Julie Lafrieniere

Published On:
December 1, 2020

For Julie Lafreniere, writing is therapeutic. It’s a way for her to organize her thoughts and clarify her emotions. While she doesn’t always share her writing in a public forum, she finds it an important part of her life, explaining “it’s an emotional release for me and it’s my favourite thing to do now, communicate these thoughts in writing.”

Growing up, Julie was a “ferocious reader,” having been taught to read at the young age of 3 by her mother, a teacher. Whether it was on family road trips or spending time at home with her mom while she worked on lesson plans for her classroom, Julie was always reading. By the age of 8 or 9, Julie turned to writing stories. This passion for the written word evolved over the course of her life and into university where Julie completed a joint degree in Native Studies and Psychology and began a Master’s degree in English with a focus on Cultural Studies at the University of Winnipeg. While a lot of students might shy away from university courses that have a heavy writing requirement, Julie would choose courses that allowed her this creative outlet over those with multiple-choice tests and exams. “I found writing just came naturally to me,” she said. “When I graduated, I missed being able to communicate my thoughts in writing, so I started blogging on Myspace.”

While she didn’t really have a plan for her writing, she enjoyed it so continued blogging about things that were important to her. “I really like writing about Canadian politics, Indigenous politics, Indigenous issues, intergenerational trauma,” she said. “I love writing about my family and my relationship with my son, and stuff that’s really important to me.” People started to take notice, and a blog post of hers was picked up and published by Redwire Magazine, which was her first paid writing gig. She eventually moved from Myspace to Blogger, where Julie and her cousin Gav Lafreniere started From an Indigenous Perspective, writing about issues such as Indigenous politics, mental illness, LGBTTQ2 issues, and white privilege. Issues that come up in contemporary politics that really grab her will find their way to the blog, as “talking about it doesn’t have the same effect as writing about it,” she explained. “Writing about it is a lot more therapeutic and I can really make clear what I want to say if I write it as opposed to talk about it.”

"I can really make clear what I want to say if I write it as opposed to talk about it.”
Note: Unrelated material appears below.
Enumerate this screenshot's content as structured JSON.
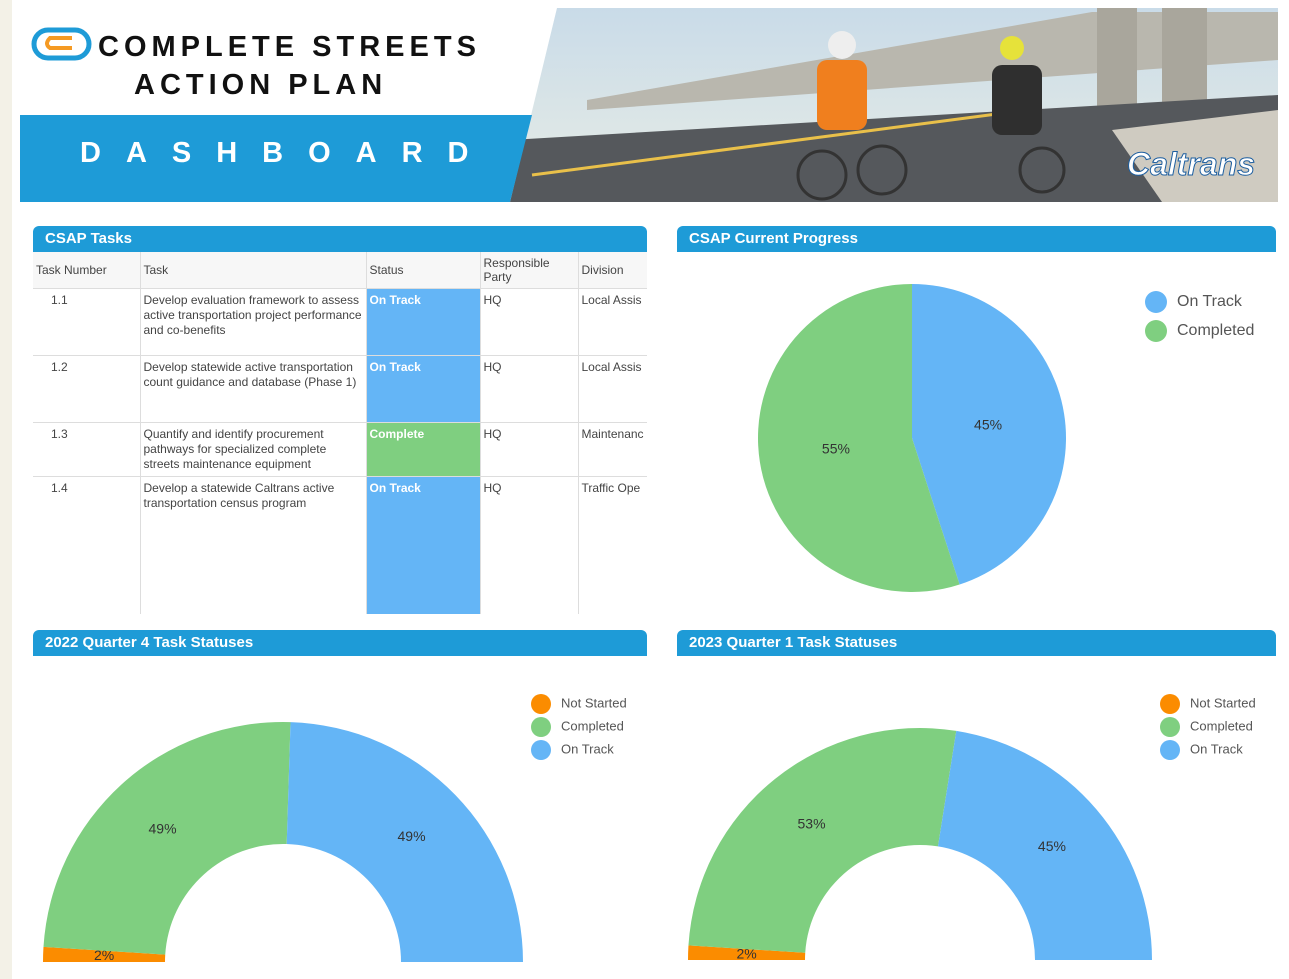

Julie has had her writing published without the arduous process of coming up with story ideas or pitching to editors: instead she writes for herself and people take notice. One such piece that she wrote and posted on her blog was called “Adventures of Dating a White Guy” and explored her perspective on dating in Winnipeg and the fears and judgements she had about dating someone from a different background. She was approached and the piece was published in an anthology called Manitowapow: Aboriginal Writings from the Land of Water, edited by Niigaanwewidam James Sinclair and Warren Cariou, which includes chapters by Louis Riel and Gabriel Dumont.

However, these days, Julie finds that writing about every issue, news item, or example of racism takes an incredible emotional toll. Instead, she finds that focusing on her family is the most productive response, explaining, “the best thing I can do to combat these things is to make sure that I’m healthy and that my son is healthy and that my family is healthy and that’s it. I can’t take on the world and all the racism out there. It really weighs on you when you’re always upset about everything, it weighs on you emotionally.” There are still times when writing about an issue is what helps her work through it, however she often writes solely for herself in this capacity.

Julie and her son, Austin.

This is where challenges can sometimes arise – finding not only the emotional energy to write, but the time. The responsibilities of a full-time job and raising a child often leave little time to sit down with a pen and paper. Julie currently works as the Market Research Analyst at Aboriginal Peoples Television Network, where she uses her breadth of communication skills to transform raw marketing data into tangible information for senior management. Being able to distill complex information into something useful for decision making and action is her favourite part of her job, and a skill that extends to her skill as a writer. When I asked her what makes her a good writer, Julie pointed to not only her experience in different forms of writing – from the academic writing she learned in university, to the journalistic writing she honed when she wrote a weekly column for the now-defunct Uptown Magazine, to the personal writing she does for herself or her blog – but her perspective. “Everyone has their own perspective of the world and I think being able to communicate that, whatever background you come from, is your strength as a writer,” she explained. It’s in helping people to “see a perspective that’s different than their own,” whether they agree with it or not, that sets Julie apart as a writer.

"Everyone has their own perspective ... being able to communicate that ... is your strength as a writer."

Julie’s advice for new writers is simple: “keep writing.” Don’t try to emulate other writers, but rather explore what you feel passionate about and put it out there, whether that be on a blog, or on Facebook or Instagram. Making use of the platforms available to you is valuable, as that was how Julie’s own work took off so organically. “I think that was the most rewarding because I wasn’t writing for anyone but myself,” she said. Sharing your thoughts and adding to the conversation helps to not only develop your own skills as a writer and communicator, but also adds to the multitude of perspectives from which we all grow.